Klaim Kemenangan Masing-masing Paslon Bikin Masyarakat Bingung
Klaim kemenangan dari semasing pasangan calon (Paslon) presiden serta wapres RI dipandang sudah membuat penduduk bingung. Masalahnya proses serta tingkatan rekapitulasi hitungan nada sekarang ini masih tetap berjalan dengan manual.
Baca juga : Jurusan di UNG
Karena itu klaim kemenangan Joko Widodo (Jokowi) - KH Ma'ruf Amin ataupun Prabowo Subianto - Sandiaga Salahuddin Uno itu dikritisi oleh Direktur Eksekutif Beberapa Syndicate, Ari Nurcahyo.
"Sikap elite politik yang saling klaim kemenangan begitu awal, membuat rakyat bingung," tutur Ari Nurcahyo di Gedung Dakwah PP Muhammadiyah, Menteng, Jakarta Pusat, Minggu (21/4/2019).
Menurutnya, seluruh pihak semestinya menanti hasil rekapitulasi hitungan nada oleh Komisi Penentuan Umum (KPU) pada 22 Mei kelak. "Alangkah begitu jahat usaha klaim ini jadi taktik politik semasing calon yang dapat jadi skema disorder," tuturnya.
Baca juga : Jurusan di UNTAD
Karena, katanya, sekarang ini juga terjadi pemisahan di penduduk, baik yang memberi dukungan Jokowi-Ma'ruf ataupun Prabowo-Sandi. "Sama-sama klaim ini membuat makin panjang pemisahan di penduduk. Kalkulasi cepat atau Quick Count ialah perkiraan. "Yang asli dari KPU," tuturnya.
Baca juga : Jurusan di UNG
Karena itu klaim kemenangan Joko Widodo (Jokowi) - KH Ma'ruf Amin ataupun Prabowo Subianto - Sandiaga Salahuddin Uno itu dikritisi oleh Direktur Eksekutif Beberapa Syndicate, Ari Nurcahyo.
"Sikap elite politik yang saling klaim kemenangan begitu awal, membuat rakyat bingung," tutur Ari Nurcahyo di Gedung Dakwah PP Muhammadiyah, Menteng, Jakarta Pusat, Minggu (21/4/2019).

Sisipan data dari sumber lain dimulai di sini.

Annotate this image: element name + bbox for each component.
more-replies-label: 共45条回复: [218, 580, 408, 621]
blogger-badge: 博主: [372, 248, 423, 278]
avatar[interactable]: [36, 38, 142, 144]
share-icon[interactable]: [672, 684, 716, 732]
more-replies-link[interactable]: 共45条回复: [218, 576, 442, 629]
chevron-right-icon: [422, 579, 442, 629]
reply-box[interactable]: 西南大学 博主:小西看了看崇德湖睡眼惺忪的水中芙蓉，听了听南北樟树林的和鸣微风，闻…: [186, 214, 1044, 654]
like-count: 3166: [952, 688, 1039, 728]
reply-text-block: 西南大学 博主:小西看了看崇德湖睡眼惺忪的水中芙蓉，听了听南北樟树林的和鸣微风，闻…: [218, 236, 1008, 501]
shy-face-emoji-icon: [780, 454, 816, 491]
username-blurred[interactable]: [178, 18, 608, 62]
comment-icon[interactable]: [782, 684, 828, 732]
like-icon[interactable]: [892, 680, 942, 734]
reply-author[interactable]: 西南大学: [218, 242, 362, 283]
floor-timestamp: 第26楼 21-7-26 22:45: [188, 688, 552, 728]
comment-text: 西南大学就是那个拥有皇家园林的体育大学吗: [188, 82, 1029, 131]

Menurutnya, seluruh pihak semestinya menanti hasil rekapitulasi hitungan nada oleh Komisi Penentuan Umum (KPU) pada 22 Mei kelak. "Alangkah begitu jahat usaha klaim ini jadi taktik politik semasing calon yang dapat jadi skema disorder," tuturnya.
Baca juga : Jurusan di UNTAD
Karena, katanya, sekarang ini juga terjadi pemisahan di penduduk, baik yang memberi dukungan Jokowi-Ma'ruf ataupun Prabowo-Sandi. "Sama-sama klaim ini membuat makin panjang pemisahan di penduduk. Kalkulasi cepat atau Quick Count ialah perkiraan. "Yang asli dari KPU," tuturnya.